Bahçeli, dünya, Türkiye'nin dış politikadaki stratejik ve mukayeseli yükselişini konuşuyorken, zillet ittifakının, gelişmeleri tribünden izlemekten, gerçekleri itiraf ve ifadeden aciz ve mahrum kaldığını dile getirerek, şöyle devam etti:
"Rusya ile Ukrayna arasındaki krizin, akılcı, tutarlı ve ülkemizin orta ve uzun vadeli stratejik menfaatlerini dikkate alan bir dış politikanın önemini bir kere daha gösterdiğini iddia etmişler ve yüz kızartıcı bir yanlışın faili olmuşlardır. Bunlar hacıyatmaz gibi, düşüp düşüp kalkıyorlar. Ne dediklerini kendileri de bilmiyorlar. Derslerine çalışmıyorlar, densizliklerine aldırmıyorlar.

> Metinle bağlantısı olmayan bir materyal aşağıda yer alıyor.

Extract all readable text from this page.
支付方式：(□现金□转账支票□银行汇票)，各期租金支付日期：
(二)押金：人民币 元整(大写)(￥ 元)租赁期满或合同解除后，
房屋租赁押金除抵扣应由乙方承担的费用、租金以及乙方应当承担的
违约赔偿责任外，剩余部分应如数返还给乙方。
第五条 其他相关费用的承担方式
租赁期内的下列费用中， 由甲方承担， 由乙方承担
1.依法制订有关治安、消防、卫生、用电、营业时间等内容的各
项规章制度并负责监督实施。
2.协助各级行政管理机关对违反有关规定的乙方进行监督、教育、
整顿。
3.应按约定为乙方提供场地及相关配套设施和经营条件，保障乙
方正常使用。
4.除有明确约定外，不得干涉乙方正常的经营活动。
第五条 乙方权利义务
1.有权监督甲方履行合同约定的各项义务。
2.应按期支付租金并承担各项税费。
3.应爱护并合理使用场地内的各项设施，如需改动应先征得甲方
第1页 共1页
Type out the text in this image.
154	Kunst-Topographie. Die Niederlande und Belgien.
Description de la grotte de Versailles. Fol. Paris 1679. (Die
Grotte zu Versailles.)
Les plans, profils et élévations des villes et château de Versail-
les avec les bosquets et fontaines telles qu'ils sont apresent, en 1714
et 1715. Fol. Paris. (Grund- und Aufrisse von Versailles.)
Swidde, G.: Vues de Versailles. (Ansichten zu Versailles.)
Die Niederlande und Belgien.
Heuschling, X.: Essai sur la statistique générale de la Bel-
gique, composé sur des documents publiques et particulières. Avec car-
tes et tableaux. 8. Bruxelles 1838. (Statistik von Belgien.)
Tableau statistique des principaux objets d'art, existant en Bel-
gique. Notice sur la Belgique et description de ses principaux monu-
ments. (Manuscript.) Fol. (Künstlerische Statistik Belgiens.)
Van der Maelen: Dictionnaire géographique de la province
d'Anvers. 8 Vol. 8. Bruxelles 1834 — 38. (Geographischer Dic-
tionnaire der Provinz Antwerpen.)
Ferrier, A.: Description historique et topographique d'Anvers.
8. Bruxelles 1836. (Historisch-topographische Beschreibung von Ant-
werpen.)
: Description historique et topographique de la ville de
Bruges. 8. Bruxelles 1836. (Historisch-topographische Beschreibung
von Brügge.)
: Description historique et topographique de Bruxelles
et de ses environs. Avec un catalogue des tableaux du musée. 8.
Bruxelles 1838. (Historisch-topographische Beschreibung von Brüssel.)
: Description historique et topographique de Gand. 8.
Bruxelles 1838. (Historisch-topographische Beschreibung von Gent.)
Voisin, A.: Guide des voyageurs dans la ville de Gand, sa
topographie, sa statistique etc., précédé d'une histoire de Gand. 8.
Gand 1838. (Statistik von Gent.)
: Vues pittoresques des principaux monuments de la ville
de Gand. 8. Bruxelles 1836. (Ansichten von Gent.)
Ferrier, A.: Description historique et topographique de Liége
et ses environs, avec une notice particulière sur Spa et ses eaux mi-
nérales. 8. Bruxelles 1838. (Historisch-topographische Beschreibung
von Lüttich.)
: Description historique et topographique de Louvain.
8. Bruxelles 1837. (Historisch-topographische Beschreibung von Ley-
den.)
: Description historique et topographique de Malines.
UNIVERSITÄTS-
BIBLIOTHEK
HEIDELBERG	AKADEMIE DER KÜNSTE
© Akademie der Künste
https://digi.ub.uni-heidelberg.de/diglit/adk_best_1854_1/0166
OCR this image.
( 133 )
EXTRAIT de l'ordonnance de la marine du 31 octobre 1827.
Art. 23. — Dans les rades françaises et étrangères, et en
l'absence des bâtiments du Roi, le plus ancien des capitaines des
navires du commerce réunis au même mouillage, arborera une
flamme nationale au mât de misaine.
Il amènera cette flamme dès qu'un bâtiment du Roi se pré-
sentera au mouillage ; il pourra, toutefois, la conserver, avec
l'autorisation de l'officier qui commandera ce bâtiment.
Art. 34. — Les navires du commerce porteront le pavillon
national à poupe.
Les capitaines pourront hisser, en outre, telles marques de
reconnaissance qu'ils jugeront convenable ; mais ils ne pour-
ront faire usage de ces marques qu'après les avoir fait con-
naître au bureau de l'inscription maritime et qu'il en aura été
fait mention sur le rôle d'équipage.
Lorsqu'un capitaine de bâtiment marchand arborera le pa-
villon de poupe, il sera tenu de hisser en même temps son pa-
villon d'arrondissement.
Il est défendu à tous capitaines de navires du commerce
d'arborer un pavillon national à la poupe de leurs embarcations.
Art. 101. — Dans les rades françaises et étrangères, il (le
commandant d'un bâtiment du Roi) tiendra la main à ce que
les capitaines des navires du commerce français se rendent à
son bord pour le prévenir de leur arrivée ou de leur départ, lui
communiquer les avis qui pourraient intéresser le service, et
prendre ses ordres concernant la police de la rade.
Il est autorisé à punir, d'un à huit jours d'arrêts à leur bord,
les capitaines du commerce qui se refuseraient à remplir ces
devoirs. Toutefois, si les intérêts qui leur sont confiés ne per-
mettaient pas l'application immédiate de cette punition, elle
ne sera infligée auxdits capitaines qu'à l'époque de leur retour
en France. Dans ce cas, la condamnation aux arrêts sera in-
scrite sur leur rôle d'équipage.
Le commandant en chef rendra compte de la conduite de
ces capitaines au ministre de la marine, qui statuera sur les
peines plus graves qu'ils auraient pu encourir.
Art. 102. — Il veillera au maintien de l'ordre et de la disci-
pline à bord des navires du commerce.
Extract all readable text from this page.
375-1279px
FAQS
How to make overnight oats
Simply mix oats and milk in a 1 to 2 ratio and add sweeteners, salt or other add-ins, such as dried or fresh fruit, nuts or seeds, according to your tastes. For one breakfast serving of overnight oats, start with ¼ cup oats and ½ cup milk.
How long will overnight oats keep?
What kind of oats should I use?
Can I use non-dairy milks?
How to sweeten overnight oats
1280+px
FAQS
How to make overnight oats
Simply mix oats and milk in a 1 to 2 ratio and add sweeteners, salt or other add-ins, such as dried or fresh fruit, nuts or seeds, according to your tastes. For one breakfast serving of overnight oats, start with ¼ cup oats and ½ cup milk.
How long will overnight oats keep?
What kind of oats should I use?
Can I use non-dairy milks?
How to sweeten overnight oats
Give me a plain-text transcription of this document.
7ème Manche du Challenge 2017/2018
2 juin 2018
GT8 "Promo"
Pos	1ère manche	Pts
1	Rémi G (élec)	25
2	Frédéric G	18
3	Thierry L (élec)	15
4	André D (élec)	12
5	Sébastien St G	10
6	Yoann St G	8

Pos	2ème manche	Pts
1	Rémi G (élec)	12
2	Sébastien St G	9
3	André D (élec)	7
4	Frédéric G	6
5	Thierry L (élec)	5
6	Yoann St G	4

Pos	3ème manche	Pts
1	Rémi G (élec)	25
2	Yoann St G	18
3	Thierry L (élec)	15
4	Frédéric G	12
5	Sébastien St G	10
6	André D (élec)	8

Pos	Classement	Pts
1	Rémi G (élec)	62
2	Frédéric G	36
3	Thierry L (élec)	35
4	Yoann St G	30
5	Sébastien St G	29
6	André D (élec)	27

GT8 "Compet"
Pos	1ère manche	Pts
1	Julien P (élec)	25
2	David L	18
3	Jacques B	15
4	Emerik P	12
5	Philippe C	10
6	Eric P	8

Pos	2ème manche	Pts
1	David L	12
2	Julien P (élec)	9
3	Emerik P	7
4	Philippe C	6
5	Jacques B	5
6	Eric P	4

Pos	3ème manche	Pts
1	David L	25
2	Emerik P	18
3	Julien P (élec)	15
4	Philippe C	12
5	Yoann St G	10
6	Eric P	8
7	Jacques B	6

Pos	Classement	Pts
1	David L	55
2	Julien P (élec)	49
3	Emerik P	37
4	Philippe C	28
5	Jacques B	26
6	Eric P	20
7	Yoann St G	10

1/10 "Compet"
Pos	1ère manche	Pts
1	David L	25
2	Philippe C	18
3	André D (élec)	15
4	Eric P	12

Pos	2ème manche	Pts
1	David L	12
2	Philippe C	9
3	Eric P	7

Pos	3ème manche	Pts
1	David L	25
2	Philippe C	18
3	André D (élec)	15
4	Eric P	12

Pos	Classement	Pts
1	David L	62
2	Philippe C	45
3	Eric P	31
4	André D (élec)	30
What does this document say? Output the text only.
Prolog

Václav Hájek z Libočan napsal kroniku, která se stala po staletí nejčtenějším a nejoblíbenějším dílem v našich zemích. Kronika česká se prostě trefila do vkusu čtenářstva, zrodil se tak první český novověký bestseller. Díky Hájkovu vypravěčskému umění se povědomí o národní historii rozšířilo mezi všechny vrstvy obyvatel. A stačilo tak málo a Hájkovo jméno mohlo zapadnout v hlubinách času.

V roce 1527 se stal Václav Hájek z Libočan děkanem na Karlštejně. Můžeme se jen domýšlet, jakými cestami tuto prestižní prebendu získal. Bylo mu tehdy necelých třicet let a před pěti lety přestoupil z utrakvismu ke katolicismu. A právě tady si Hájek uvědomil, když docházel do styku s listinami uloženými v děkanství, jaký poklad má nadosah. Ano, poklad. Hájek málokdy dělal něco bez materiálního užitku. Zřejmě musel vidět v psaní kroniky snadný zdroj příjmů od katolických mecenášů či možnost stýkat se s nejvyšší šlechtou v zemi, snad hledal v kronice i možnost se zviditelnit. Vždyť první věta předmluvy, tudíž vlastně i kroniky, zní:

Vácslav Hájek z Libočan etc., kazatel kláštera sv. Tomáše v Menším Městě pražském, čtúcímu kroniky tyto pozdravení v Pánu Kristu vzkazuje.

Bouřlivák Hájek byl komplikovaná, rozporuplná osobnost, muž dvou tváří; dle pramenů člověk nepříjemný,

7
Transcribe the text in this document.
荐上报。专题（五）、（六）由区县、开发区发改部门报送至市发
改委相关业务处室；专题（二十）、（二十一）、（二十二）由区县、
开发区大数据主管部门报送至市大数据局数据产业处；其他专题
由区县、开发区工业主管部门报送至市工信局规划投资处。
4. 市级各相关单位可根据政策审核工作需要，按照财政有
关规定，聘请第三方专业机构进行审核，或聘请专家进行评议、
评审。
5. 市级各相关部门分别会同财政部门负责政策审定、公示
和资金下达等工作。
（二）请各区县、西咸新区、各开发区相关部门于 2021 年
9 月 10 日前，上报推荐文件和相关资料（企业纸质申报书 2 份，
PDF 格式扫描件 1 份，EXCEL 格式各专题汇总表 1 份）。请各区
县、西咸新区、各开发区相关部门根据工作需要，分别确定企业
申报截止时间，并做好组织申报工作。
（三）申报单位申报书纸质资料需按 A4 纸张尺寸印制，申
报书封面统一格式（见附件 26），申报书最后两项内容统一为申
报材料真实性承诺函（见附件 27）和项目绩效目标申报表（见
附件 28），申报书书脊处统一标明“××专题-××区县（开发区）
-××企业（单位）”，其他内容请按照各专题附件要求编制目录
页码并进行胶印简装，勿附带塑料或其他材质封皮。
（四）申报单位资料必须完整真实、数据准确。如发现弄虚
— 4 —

6 partinin ortak açıklamasında yer bulan bu saçma sapan değerlendirmeye karşı biz de diyoruz ki; hepinize geçmiş olsun, bu yakalandığınız illet hastalık gözünüzü perdelediği gibi, vicdanınızı da pençelemiştir. Yazık size, ayıp size, Türkiye'ye bu kadar mı yabancısınız? Bu zilletin kendine hayrı yoktur, ülkemize hayrı nasıl dokunacaktır? Bunların cüretleri cehaletlerinin eseridir. Kemal Kılıçdaroğlu, sözde darbe davalarının sanıklarını tekrar yargılamaktan bahseden selamsız Babacan'ın yüzüne nasıl bakabilmiştir? Buna karşılık cevabı ne olmuştur? Sayın Kılıçdaroğlu, 'burunlarından fitil fitil getireceğiz' haykırışını, bu selamsızın gözünün içine baka baka söyle de sözünün arkasında mısın değil misin öğrenelim. Haydi yap da görelim. Yüreğin varsa konuş da gerçek düşünceni bilelim. Birbirlerinin kuyusunu kazan bu ittifakın Türkiye'nin geleceğinde bırakınız söz sahibi olmasını, bunun konuşulması dahi akla ve mantığa bühtandır. Türk milleti bunlara müsaade etmeyecek, 2023 yılının Haziran ayında sandığa gömecektir."
Bahçeli, ramazan ayının geldiğini anımsatarak, bilhassa ekonomik durumu elverişli vatandaşların, temel gıda ürünlerine erişme zorluğu çekenlere, marketlerden alışverişlerini yapabilmeleri için belirli bir parasal tutarı ihtiva eden "Dayanışma ve Kardeşlik Kartı"nı ulaştırmalarının bu ayın mana ve ruhuna müzahir bir davranış olacağını ifade etti.